Kenaikan harga itu tidak dapat tidak bisa dihindari karena tarif cukai naik.
Biaya produksi pun meningkat.
Padahal,
hingga Agustus, inflasi Jatim mencapai 2,11 persen, dan situasi ekonomi sedang
melambat sehingga daya beli turun. “Jika cukai dipaksakan naik, pasti banyak
pabrik rokok gulung tikar dan tembakau petani pun tidak terserap,” ujar
Soekarwo.
Ketika cukai
rokok naik pada 2014, setiap industri rokok langsung melakukan pemutusan
hubungan kerja (PHK) buruh berkisar 8-10 orang. PHK di sector industri berbahan
baku tembakau tersebut bergulir karena pergantian sigaret keretek tangan ke
sigaret keretek mesin. Dua pabrik rokok besar di provinsi ini, hingga
September, sudah mengurangi pekerja hingga 18.000 orang.
Oleh karena
itu, kata Soekarwo, pemerintah pusat hendaknya mengeluarkan kebijakan sekaligus
solusi agar tidak ada pihak atau kelompok yang merasa dirugikan. Apalagi,
kontribusi Jatim pada penerimaan cukai secara nasional sejak 2010 hingga 2014
rata-rata di atas 50 persen.
Kementerian
Keuangan mengeluarkan Peraturan Menteri Keuangan Nomor 20 Tahun 2015 yang
mengatur kenaikan tarif cukai hasil tembakau dari Rp 120,1 triliun menjadi Rp
139,7 triliun. Pada 2014, dari target penerimaan cukai nasional Rp 112,75
triliun, Jatim dengan beberapa pabrik rokok besar dan ratusan industri kecil
dapat menyumbang Rp 67,6 triliun, atau 60 persen dari total nasional. Daerah
ini merupakan penghasil tembakau terbesar secara nasional.
Menurut
Ketua Gabungan Pengusaha Roko (Gapero) Jatim Sulami Bahar, pihaknya dalam
posisi mendukung upaya pemerintah meningkatkan penerimaan negara melalui cukai.

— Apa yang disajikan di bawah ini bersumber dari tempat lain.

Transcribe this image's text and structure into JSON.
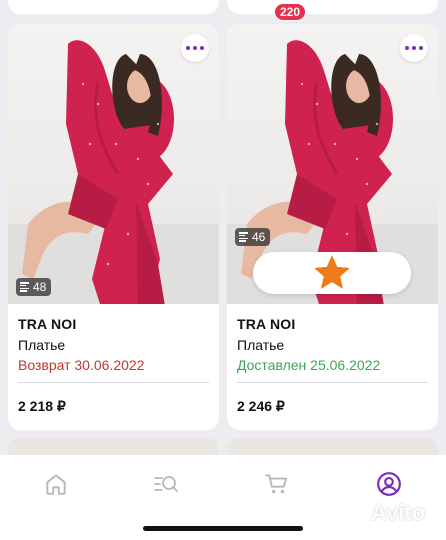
{
  "products": [
    {
      "brand": "TRA NOI",
      "type": "Платье",
      "status": "Возврат 30.06.2022",
      "status_color": "#c0392b",
      "price": "2 218 ₽",
      "photo_count": "48",
      "more_icon": "more-dots-icon",
      "rating_stars": null
    },
    {
      "brand": "TRA NOI",
      "type": "Платье",
      "status": "Доставлен 25.06.2022",
      "status_color": "#3aa655",
      "price": "2 246 ₽",
      "photo_count": "46",
      "more_icon": "more-dots-icon",
      "rating_stars": 5
    }
  ],
  "tabbar": {
    "items": [
      "home-icon",
      "catalog-search-icon",
      "cart-icon",
      "profile-icon"
    ],
    "active": "profile-icon",
    "cart_badge": "220",
    "accent_color": "#7b2cbf"
  },
  "watermark": "Avito",
  "colors": {
    "dress": "#d0224e",
    "star": "#f07a1a",
    "badge": "#e5304f"
  }
}
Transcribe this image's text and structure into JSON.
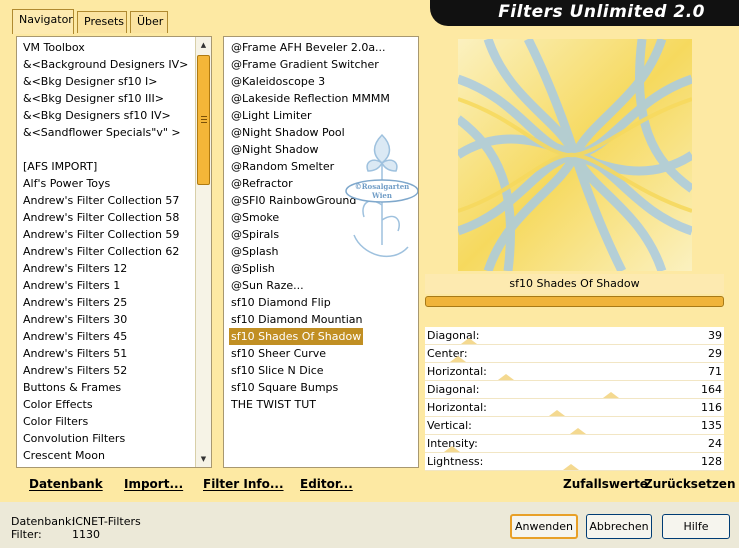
{
  "app_title": "Filters Unlimited 2.0",
  "tabs": [
    "Navigator",
    "Presets",
    "Über"
  ],
  "categories": {
    "selected_index": 1,
    "items": [
      "VM Toolbox",
      "&<Background Designers IV>",
      "&<Bkg Designer sf10 I>",
      "&<Bkg Designer sf10 III>",
      "&<Bkg Designers sf10 IV>",
      "&<Sandflower Specials\"v\" >",
      "",
      "[AFS IMPORT]",
      "Alf's Power Toys",
      "Andrew's Filter Collection 57",
      "Andrew's Filter Collection 58",
      "Andrew's Filter Collection 59",
      "Andrew's Filter Collection 62",
      "Andrew's Filters 12",
      "Andrew's Filters 1",
      "Andrew's Filters 25",
      "Andrew's Filters 30",
      "Andrew's Filters 45",
      "Andrew's Filters 51",
      "Andrew's Filters 52",
      "Buttons & Frames",
      "Color Effects",
      "Color Filters",
      "Convolution Filters",
      "Crescent Moon"
    ]
  },
  "filters": {
    "selected_index": 17,
    "items": [
      "@Frame AFH Beveler 2.0a...",
      "@Frame Gradient Switcher",
      "@Kaleidoscope 3",
      "@Lakeside Reflection MMMM",
      "@Light Limiter",
      "@Night Shadow Pool",
      "@Night Shadow",
      "@Random Smelter",
      "@Refractor",
      "@SFI0 RainbowGround",
      "@Smoke",
      "@Spirals",
      "@Splash",
      "@Splish",
      "@Sun Raze...",
      "sf10 Diamond Flip",
      "sf10 Diamond Mountian",
      "sf10 Shades Of Shadow",
      "sf10 Sheer Curve",
      "sf10 Slice N Dice",
      "sf10 Square Bumps",
      "THE TWIST TUT"
    ]
  },
  "watermark": "©Rosalgarten Wien",
  "preview": {
    "filter_name": "sf10 Shades Of Shadow",
    "colors": {
      "yellow": "#f6d95e",
      "blue": "#a9cbe2",
      "pale": "#fbf1c0"
    }
  },
  "parameters": [
    {
      "label": "Diagonal:",
      "value": "39",
      "level": 0.153
    },
    {
      "label": "Center:",
      "value": "29",
      "level": 0.114
    },
    {
      "label": "Horizontal:",
      "value": "71",
      "level": 0.278
    },
    {
      "label": "Diagonal:",
      "value": "164",
      "level": 0.643
    },
    {
      "label": "Horizontal:",
      "value": "116",
      "level": 0.455
    },
    {
      "label": "Vertical:",
      "value": "135",
      "level": 0.529
    },
    {
      "label": "Intensity:",
      "value": "24",
      "level": 0.094
    },
    {
      "label": "Lightness:",
      "value": "128",
      "level": 0.502
    }
  ],
  "bottom_links": {
    "datenbank": "Datenbank",
    "import": "Import...",
    "filter_info": "Filter Info...",
    "editor": "Editor...",
    "zufallswerte": "Zufallswerte",
    "zuruecksetzen": "Zurücksetzen"
  },
  "status": {
    "db_label": "Datenbank:",
    "db_value": "ICNET-Filters",
    "filter_label": "Filter:",
    "filter_value": "1130"
  },
  "buttons": {
    "apply": "Anwenden",
    "cancel": "Abbrechen",
    "help": "Hilfe"
  }
}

Hanya, dalam kasus tahun ini, dengan peningkatan target cukai sebesar Rp 139
triliun itu, akan berisiko meningkatkan peredaran rokok tanpa cukai atau rokok
ilegal.
Jual rugi
Apabila
kenaikan cukai rokok tidak mampu dipikul pengusaha yang harus menerjemahkan
besaran cukai itu terhadap harga eceran
rokok, pengusaha terpaksa jual rugi. Konsumen tidak dengan mudah menerima
kenaikan harga rokok eceran. Sementara komponen harga rokok dalam bentuk nilai
cukai naik. Peredaran rokok ilegal akan terjadi jika produsen tidak mampu membeli
pita cukai yang harganya naik.
“Pada
akhirnya yang menanggung kerugian tetap konsumen. Sebab, konsumen tidak akan
mendapt jaminan atas kualitas bahan baku rokok, termasuk besaran kandungan
nikotin, besaran tar. Konsumen asal membeli rokok murah karena rokok bercukai
harganya naik akibat kenaikan harga pita cukai,” kata Sulami.
Ia
menambahkan, peredaran rokok ilegal juga akan memukul pengusaha rokok legal,
karena di pasar akan terjadi persaingan antara rokok bercukai dan tidak.
Berdasarkan
data dari Kamar Dagang dan Industri (Kadin) Jatim, industri hasil tembakau di
provinsi itu dalam periode 2009-2013 turun, setiap tahun sekitar 27,3. Pada
2008, masih ada 4.900 industri rokok. Namun, pada 2013 tinggal sebanyak 790
industri.
Menurut
Sulami, rencana pemerintah menaikkan tarif cukai rokok di atas 10 persen pada
tahun depan benar-benar menambah beban industri rokok. Pemerintah dianggap
terlalu cepat membuat kebijakan yang justru mematikan pelaku usaha di sector
rokok, termasuk petani tembakau.
“Pelaku usaha
berusaha menolak rencana kenaikan tarif cukai rokok melalui pendekatan
musyawarah, dialog dengan pemerintah, hingga mengirim surat. Intinya, pelaku
usaha ingin pemerintah benar-benar mau mengerti kondisi industri rokok saat
ini,” ucap Sulasmi.
Apalagi,
lanjutnya, saat ini, industri rokok sedang terpuruk karena daya beli turun,
kenaikan Pajak Pertambahan Nilai (PPN), dan adanya Peraturan Menteri Keuangan
yang mewajibkan untuk membayar dua bulan di depan untuk jatuh tempo pita cukai.